LIGHTING CONTROL


Efficient Illumination


 

Introduction

A poor lighting plan can not only cost you money in increased electrical costs, it can also affect productivity and even worker-health.

There are many things that can be done today that will improve the efficiency of your illumination system and we can help you get there.

 


 

Typical Applications
Below you'll find some typical scenarios in which lighting control can be used.

Time Scheduling

Large open office areas work well with simple time scheduling - automatic switching at fixed hours of the day. Overrides allow users to turn on the lights after hours (using wall switches or telephone dial-up codes). Time scheduling can be accomplished with simple time clocks or more sophisticated computer controls. To save more energy, time scheduling systems can be designed so that lights are turned on manually rather than automatically at the beginning of the day, but are turned off automatically at 1- or 2-hour intervals after close of business

Bi-Level Switching

Some people prefer lower overhead lighting levels (especially if daylight is available). Lower light levels are often preferred for computer use, meetings or tasks that are not visually demanding. Bi-level switching can provide simple manual control. For example, in a typical 3-lamp fluorescent fixture, the outer lamps are switched separately from the middle lamp, allowing the user to switch on one, two, or all three lamps. This low-cost measure is a minimum control requirement in some state energy codes, and can provide a simple means of load-shedding during peak hours if the bi-level lighting circuits are remotely controllable.

Manual Dimming

In rooms where different light levels are needed at different times, such as conference rooms and some private offices, the use of manually-operated dimming controls is a common solution. These controls can be either wall-mounted or, for convenience, use wireless remote controls (like the controls for a TV or VCR).

Automatic Daylight Dimming

Automatic daylight dimming, or "daylighting," uses a light sensor to measure the amount of illumination in a space. Then, light output from a dimming ballast is adjusted to maintain the desired level of illumination. The combination of daylight dimming with appropriate task lighting is often very effective.

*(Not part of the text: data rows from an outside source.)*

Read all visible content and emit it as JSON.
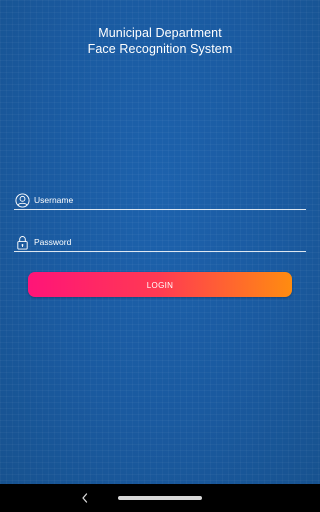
{
  "app": {
    "title_line1": "Municipal Department",
    "title_line2": "Face Recognition System"
  },
  "login_form": {
    "username_placeholder": "Username",
    "password_placeholder": "Password",
    "login_label": "LOGIN",
    "username_icon": "user-circle-icon",
    "password_icon": "lock-icon"
  },
  "system_nav": {
    "back_icon": "chevron-left-icon",
    "home_icon": "home-pill"
  },
  "colors": {
    "background": "#1a5aa0",
    "button_gradient_start": "#ff1478",
    "button_gradient_end": "#ff8c10",
    "text": "#ffffff",
    "navbar": "#000000"
  }
}
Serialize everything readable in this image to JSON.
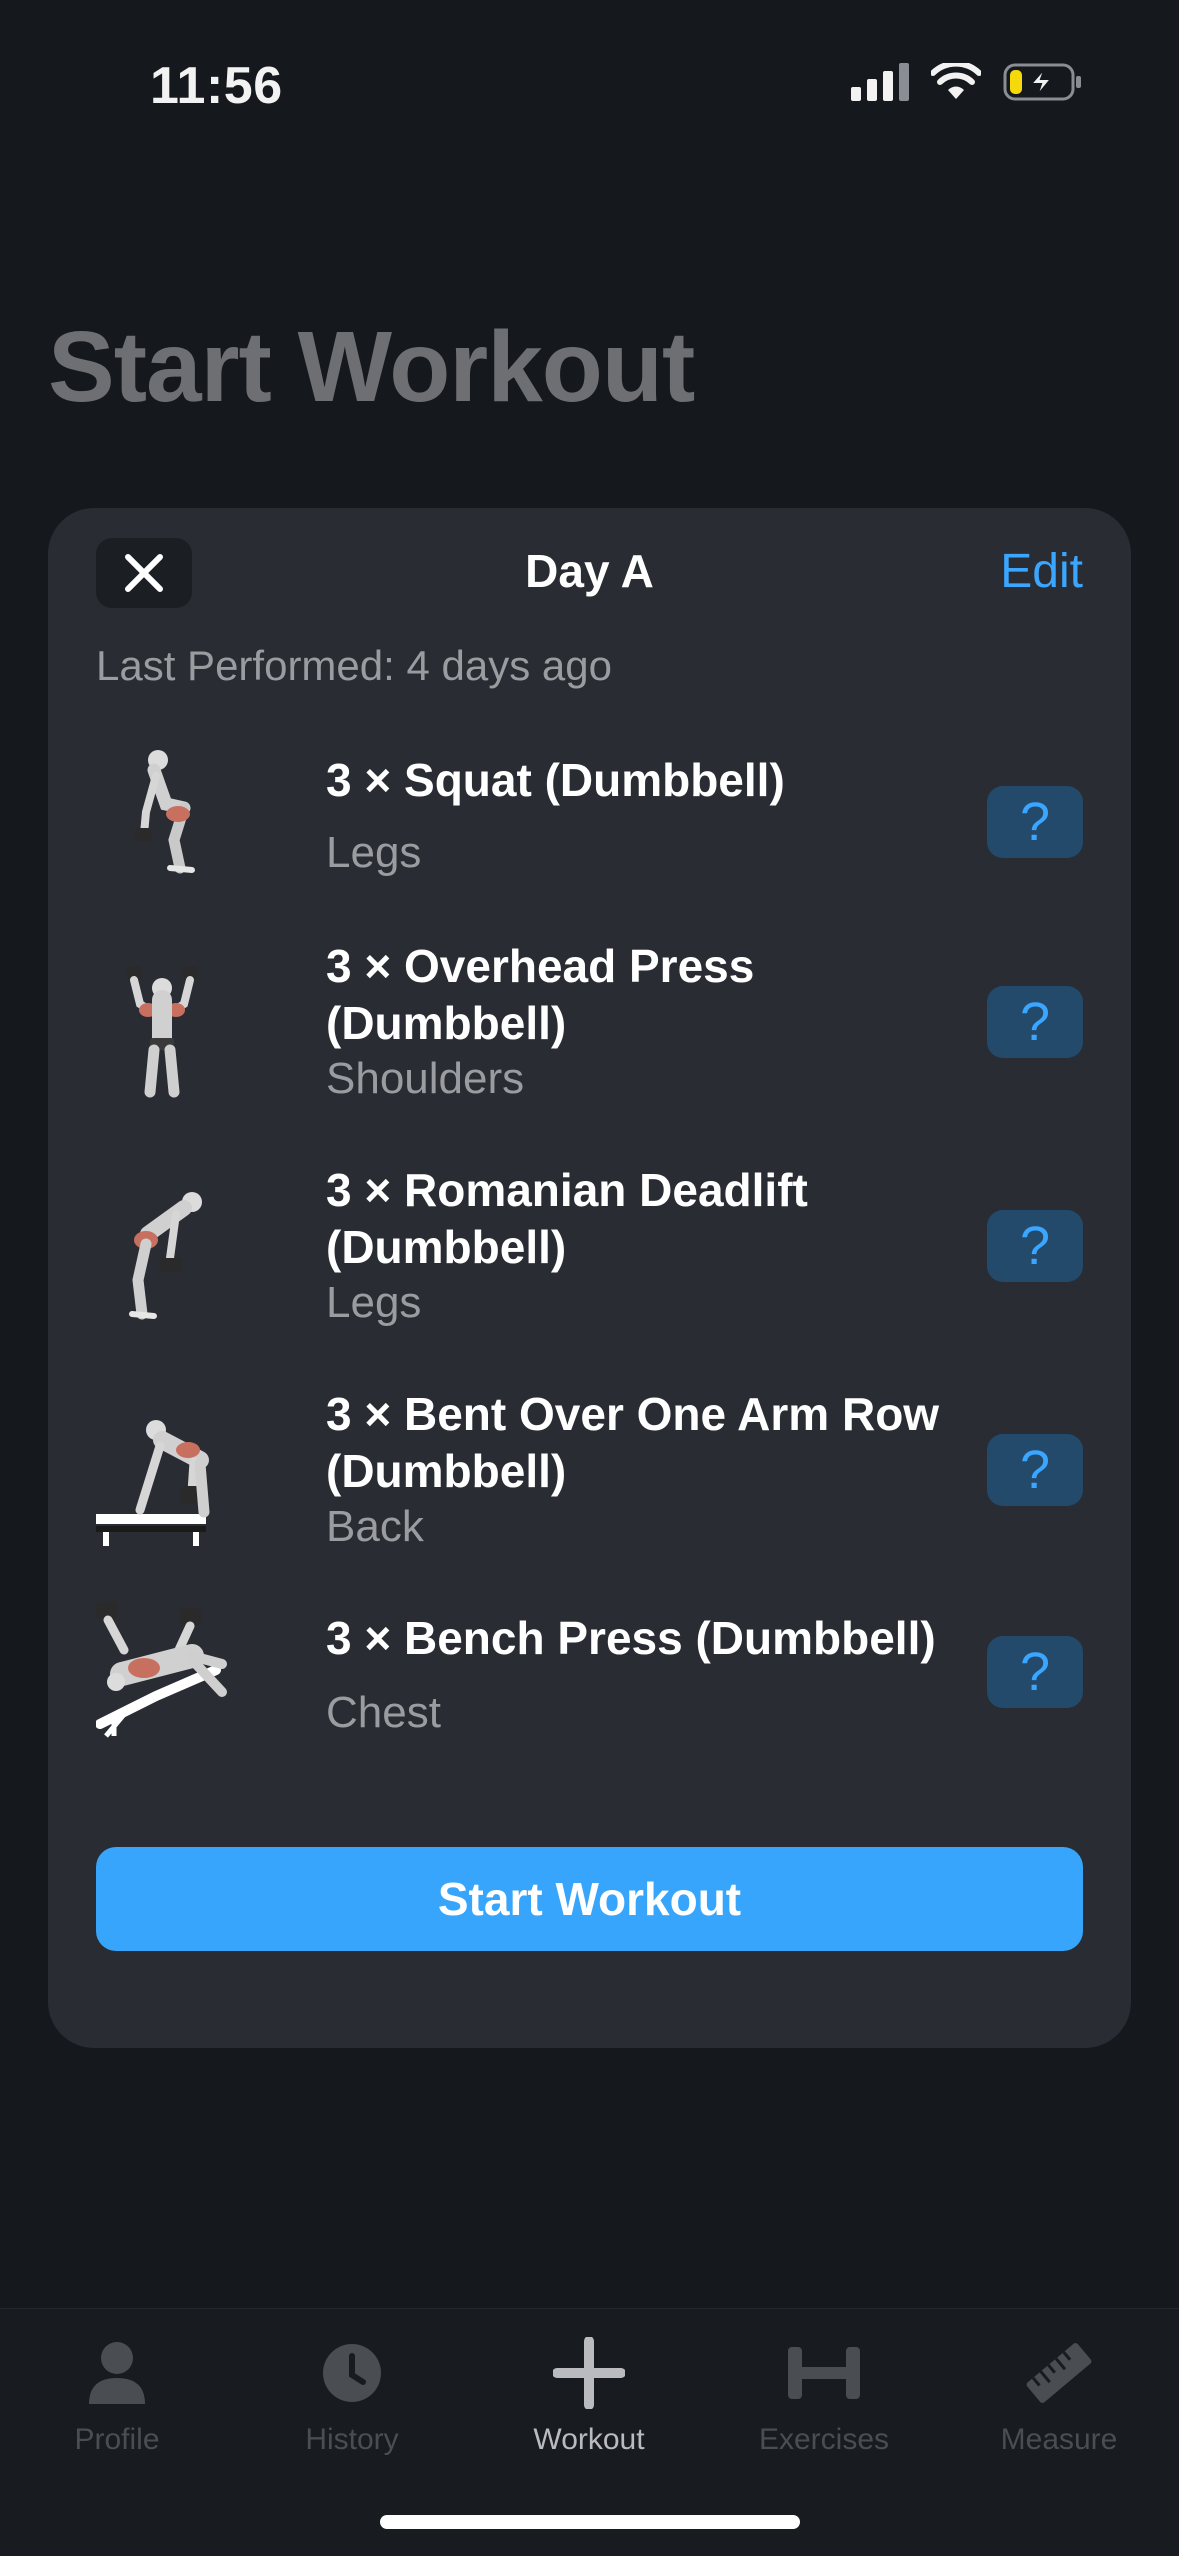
{
  "status_bar": {
    "time": "11:56"
  },
  "page": {
    "title": "Start Workout"
  },
  "card": {
    "title": "Day A",
    "edit_label": "Edit",
    "last_performed": "Last Performed: 4 days ago",
    "exercises": [
      {
        "name": "3 × Squat (Dumbbell)",
        "muscle": "Legs"
      },
      {
        "name": "3 × Overhead Press (Dumbbell)",
        "muscle": "Shoulders"
      },
      {
        "name": "3 × Romanian Deadlift (Dumbbell)",
        "muscle": "Legs"
      },
      {
        "name": "3 × Bent Over One Arm Row (Dumbbell)",
        "muscle": "Back"
      },
      {
        "name": "3 × Bench Press (Dumbbell)",
        "muscle": "Chest"
      }
    ],
    "help_label": "?",
    "start_label": "Start Workout"
  },
  "tabbar": {
    "tabs": [
      {
        "label": "Profile",
        "icon": "person-icon"
      },
      {
        "label": "History",
        "icon": "clock-icon"
      },
      {
        "label": "Workout",
        "icon": "plus-icon",
        "active": true
      },
      {
        "label": "Exercises",
        "icon": "dumbbell-icon"
      },
      {
        "label": "Measure",
        "icon": "ruler-icon"
      }
    ]
  },
  "colors": {
    "accent": "#36a5fb",
    "background": "#15181c",
    "card": "#292d33"
  }
}
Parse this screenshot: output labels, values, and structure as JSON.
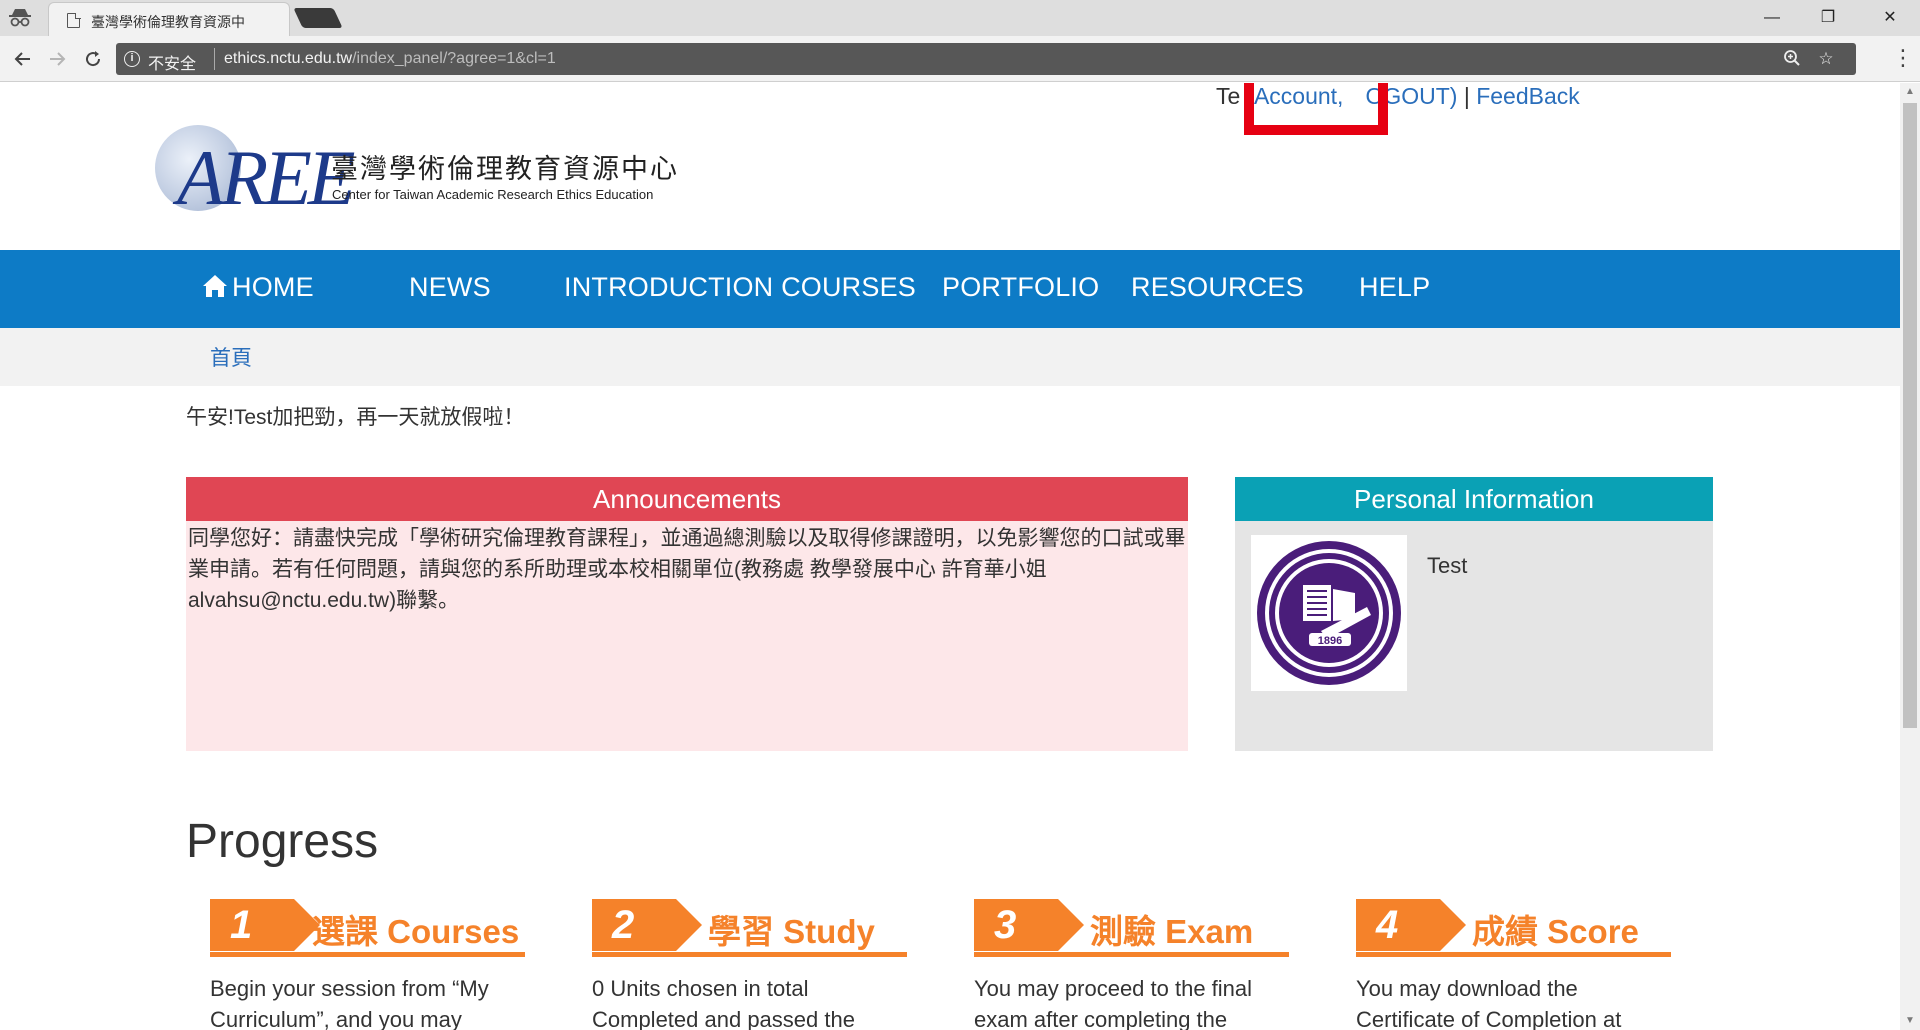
{
  "browser": {
    "tab_title": "臺灣學術倫理教育資源中",
    "tab_close": "×",
    "omnibox": {
      "security_label": "不安全",
      "url_host": "ethics.nctu.edu.tw",
      "url_path": "/index_panel/?agree=1&cl=1"
    },
    "window_controls": {
      "minimize": "—",
      "restore": "❐",
      "close": "✕"
    }
  },
  "userbar": {
    "name": "Te",
    "account": "(Account,",
    "logout": "OGOUT)",
    "separator": "|",
    "feedback": "FeedBack"
  },
  "logo": {
    "mark": "AREE",
    "cn_name": "臺灣學術倫理教育資源中心",
    "en_name": "Center for Taiwan Academic Research Ethics Education"
  },
  "nav": {
    "items": [
      {
        "label": "HOME"
      },
      {
        "label": "NEWS"
      },
      {
        "label": "INTRODUCTION COURSES"
      },
      {
        "label": "PORTFOLIO"
      },
      {
        "label": "RESOURCES"
      },
      {
        "label": "HELP"
      }
    ]
  },
  "breadcrumb": {
    "home": "首頁"
  },
  "greeting": "午安!Test加把勁，再一天就放假啦！",
  "announcements": {
    "title": "Announcements",
    "body": "同學您好：請盡快完成「學術研究倫理教育課程」，並通過總測驗以及取得修課證明，以免影響您的口試或畢業申請。若有任何問題，請與您的系所助理或本校相關單位(教務處 教學發展中心 許育華小姐 alvahsu@nctu.edu.tw)聯繫。"
  },
  "personal_info": {
    "title": "Personal Information",
    "name": "Test",
    "seal_year": "1896"
  },
  "progress": {
    "title": "Progress",
    "steps": [
      {
        "num": "1",
        "label": "選課 Courses",
        "desc": "Begin your session from “My Curriculum”, and you may"
      },
      {
        "num": "2",
        "label": "學習 Study",
        "desc": "0 Units chosen in total Completed and passed the"
      },
      {
        "num": "3",
        "label": "測驗 Exam",
        "desc": "You may proceed to the final exam after completing the"
      },
      {
        "num": "4",
        "label": "成績 Score",
        "desc": "You may download the Certificate of Completion at"
      }
    ]
  },
  "colors": {
    "nav_bg": "#0d7bc6",
    "announce_head": "#e04654",
    "announce_bg": "#fde7e9",
    "personal_head": "#0aa1b5",
    "step_orange": "#f5822a",
    "highlight_red": "#e60012"
  }
}
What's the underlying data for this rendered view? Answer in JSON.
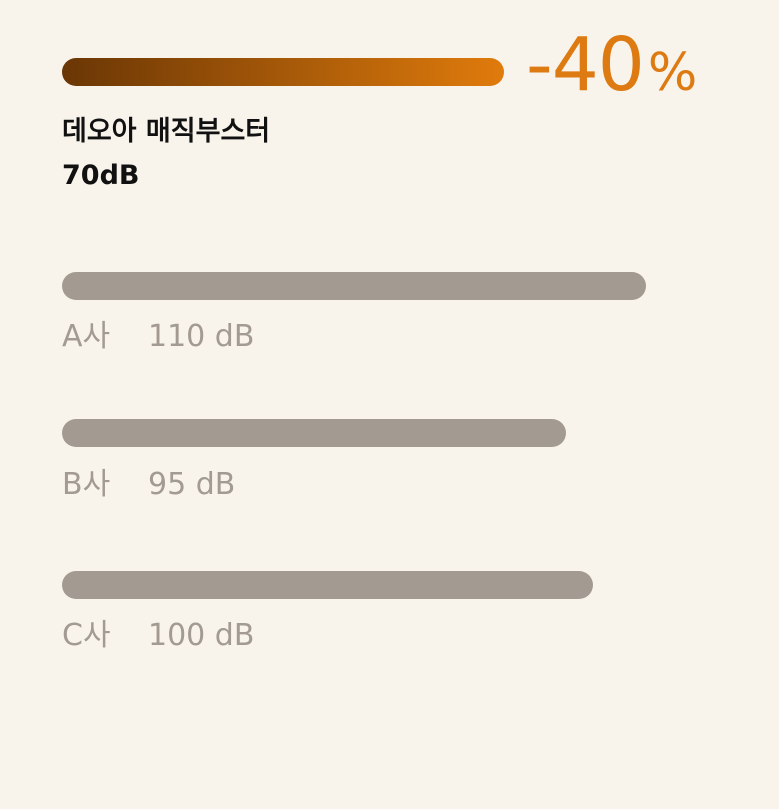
{
  "chart_data": {
    "type": "bar",
    "featured": {
      "name": "데오아 매직부스터",
      "value_label": "70dB",
      "value": 70,
      "reduction_number": "-40",
      "reduction_unit": "%"
    },
    "competitors": [
      {
        "name": "A사",
        "value_label": "110 dB",
        "value": 110
      },
      {
        "name": "B사",
        "value_label": "95 dB",
        "value": 95
      },
      {
        "name": "C사",
        "value_label": "100 dB",
        "value": 100
      }
    ],
    "xlim": [
      0,
      110
    ]
  },
  "colors": {
    "featured_gradient_start": "#6a3605",
    "featured_gradient_end": "#e07b0c",
    "accent": "#de7a12",
    "competitor_bar": "#a39b91",
    "background": "#f8f4ec"
  }
}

Corridors and open cubicles near windows, particularly those with task lighting, are good candidates for daylighting controls. Private offices with windows can also be equipped with individual daylight sensors. Initial commissioning and calibration of light sensors and controls is critical for effective daylighting, however; poorly calibrated daylight sensors can result in little or no savings, and may annoy occupants.

Demand Limiting

During peak demand periods utilities often charge significantly higher prices for electricity. Remote operation of dimming ballasts or bi-level switching helps operators to respond to price signals or utility requests to shed load to help avoid power outages.